Tuesday, 17 March 2015


Walked the length of the Strood seawall with Andy Field on Monday 16th.
The most obvious birds were the large numbers of brent geese feeding in the fields. Here  the flock of 2000 geese seemed to have stripped the field down to hardly any crop at all. The bird scaring gas-gun in the background hasn't been working recently and the geese have almost eaten the winter wheat underneath the scarer itself.

Amongst the brent geese was one of the black brants, just visible in the photo above on the left hand side facing left and showing a whiter flank.

Earlier in the walk the geese were spooked off the fields by a passing sparrowhawk which drifted over the flock having crossed the channel from Ray Island. The black brant had been found in the flock and then again picked out on the Strood channel, pictured here on the left alongside a dark-bellied brent goose on the right.
Also seen in the flock was a brent goose with lots of white in the wings, very easy to pick out in flight and there was also a goose with a speckled grey head.

The female kingfisher was back on the section of dyke where it was seen on Friday, both at the start of the today's walk and despite flying to the far side of the field, was back here an hour later. It stayed around long enough for a few pictures to be taken of it before it flew over the seawall and sped low along the Strood channel.
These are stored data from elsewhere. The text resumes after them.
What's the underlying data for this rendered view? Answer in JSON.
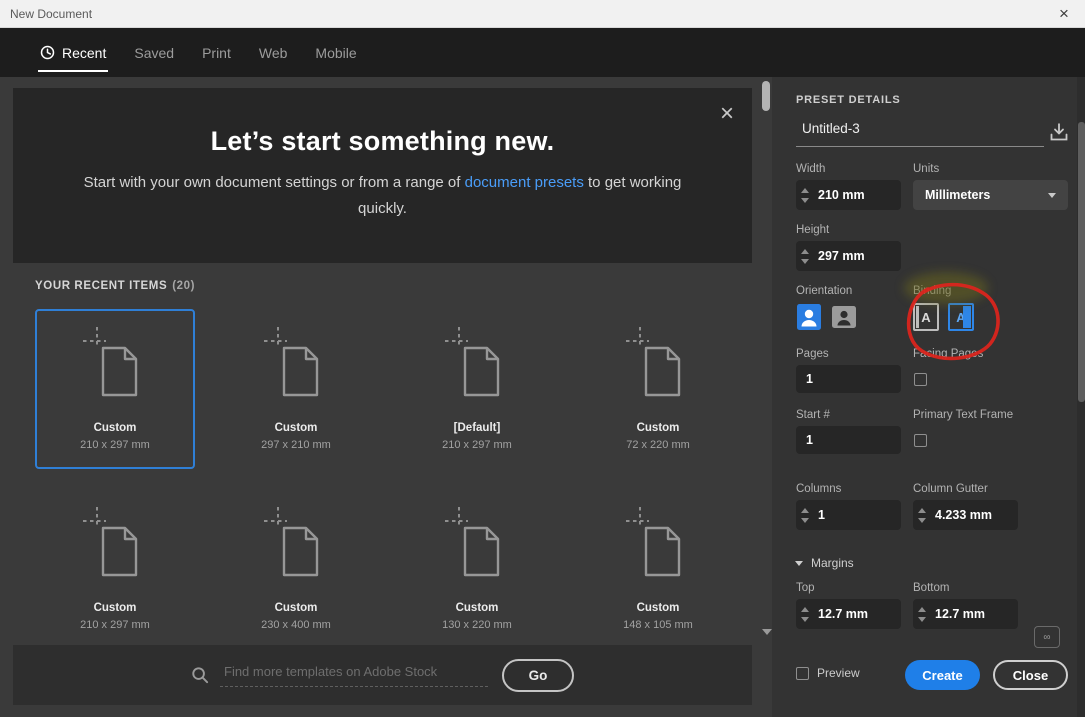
{
  "window": {
    "title": "New Document",
    "close_glyph": "×"
  },
  "tabs": [
    {
      "label": "Recent"
    },
    {
      "label": "Saved"
    },
    {
      "label": "Print"
    },
    {
      "label": "Web"
    },
    {
      "label": "Mobile"
    }
  ],
  "hero": {
    "close_glyph": "×",
    "title": "Let’s start something new.",
    "subtitle_pre": "Start with your own document settings or from a range of ",
    "subtitle_link": "document presets",
    "subtitle_post": " to get working quickly."
  },
  "recent": {
    "heading": "YOUR RECENT ITEMS",
    "count": "(20)",
    "items": [
      {
        "name": "Custom",
        "dims": "210 x 297 mm",
        "selected": true
      },
      {
        "name": "Custom",
        "dims": "297 x 210 mm",
        "selected": false
      },
      {
        "name": "[Default]",
        "dims": "210 x 297 mm",
        "selected": false
      },
      {
        "name": "Custom",
        "dims": "72 x 220 mm",
        "selected": false
      },
      {
        "name": "Custom",
        "dims": "210 x 297 mm",
        "selected": false
      },
      {
        "name": "Custom",
        "dims": "230 x 400 mm",
        "selected": false
      },
      {
        "name": "Custom",
        "dims": "130 x 220 mm",
        "selected": false
      },
      {
        "name": "Custom",
        "dims": "148 x 105 mm",
        "selected": false
      }
    ]
  },
  "search": {
    "placeholder": "Find more templates on Adobe Stock",
    "go_label": "Go"
  },
  "preset": {
    "heading": "PRESET DETAILS",
    "doc_name": "Untitled-3",
    "width_label": "Width",
    "width_value": "210 mm",
    "units_label": "Units",
    "units_value": "Millimeters",
    "height_label": "Height",
    "height_value": "297 mm",
    "orientation_label": "Orientation",
    "binding_label": "Binding",
    "binding_glyph": "A",
    "pages_label": "Pages",
    "pages_value": "1",
    "facing_pages_label": "Facing Pages",
    "start_label": "Start #",
    "start_value": "1",
    "primary_text_frame_label": "Primary Text Frame",
    "columns_label": "Columns",
    "columns_value": "1",
    "column_gutter_label": "Column Gutter",
    "column_gutter_value": "4.233 mm",
    "margins_label": "Margins",
    "top_label": "Top",
    "top_value": "12.7 mm",
    "bottom_label": "Bottom",
    "bottom_value": "12.7 mm",
    "preview_label": "Preview",
    "create_label": "Create",
    "close_label": "Close"
  },
  "colors": {
    "accent_blue": "#1f7fe8",
    "link_blue": "#4a9df8",
    "annotation_red": "#da251d",
    "selected_border": "#2f7fd6"
  }
}
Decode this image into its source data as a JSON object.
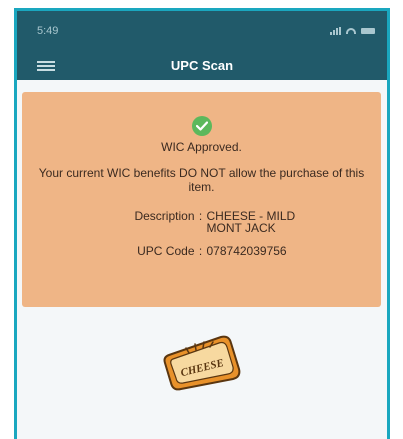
{
  "status_bar": {
    "time": "5:49"
  },
  "nav": {
    "title": "UPC Scan"
  },
  "notice": {
    "status": "WIC Approved.",
    "message": "Your current WIC benefits DO NOT allow the purchase of this item.",
    "description_label": "Description",
    "description_value": "CHEESE - MILD MONT JACK",
    "upc_label": "UPC Code",
    "upc_value": "078742039756",
    "separator": ":"
  },
  "product_image": {
    "label": "CHEESE"
  },
  "colors": {
    "header": "#215a6a",
    "notice_background": "#efb586",
    "success": "#5cb85c",
    "frame_border": "#1aa7bf"
  },
  "icons": [
    "hamburger-menu-icon",
    "check-circle-icon",
    "cellular-signal-icon",
    "wifi-icon",
    "battery-icon"
  ]
}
The only waders of interest along the main channel were 50+ knot, 30 black-tailed godwit with 5 bar-tailed godwits near the Dabchicks. A spotted redshank called briefly but couldn't be located along the channel. A red-breasted merganser was seen flying amongst the moorings from the Hard.

Later on Monday a green sandpiper and a Mediterranean gull were seen at Coopers Beach by Andy.

On a cold Sunday 15th I joined Andy on the seawall near Shop Lane to help carry out the monthly harrier roost count for Langenhoe. We watched eleven marsh harriers gather at Langenhoe Point at dusk but there was no sign of any hen harrier coming to roost.

There was the nice sight for Andy of a short-eared owl seen hunting over Langenhoe mid afternoon, the first one reported here for about three months. Also seen were ten red-breasted mergansers along the Pyefleet and 2000 brent geese heading off Reeveshall at dusk.

1 comment:

Yorkshire Pudding said...

Very interesting blog Dougal. I was on Mersea this last week and twice spotted a large flock of brent geese feeding in the field that lies between East Mersea car park and Mersea Stone. Something spooked them on the first day and they all flew off. Tell me, do brent geese ever fly in a V-shaped skein as I think I saw a flock of them flying over West Mersea Beach on Wednesday evening though it could I suppose have been a different type of goose.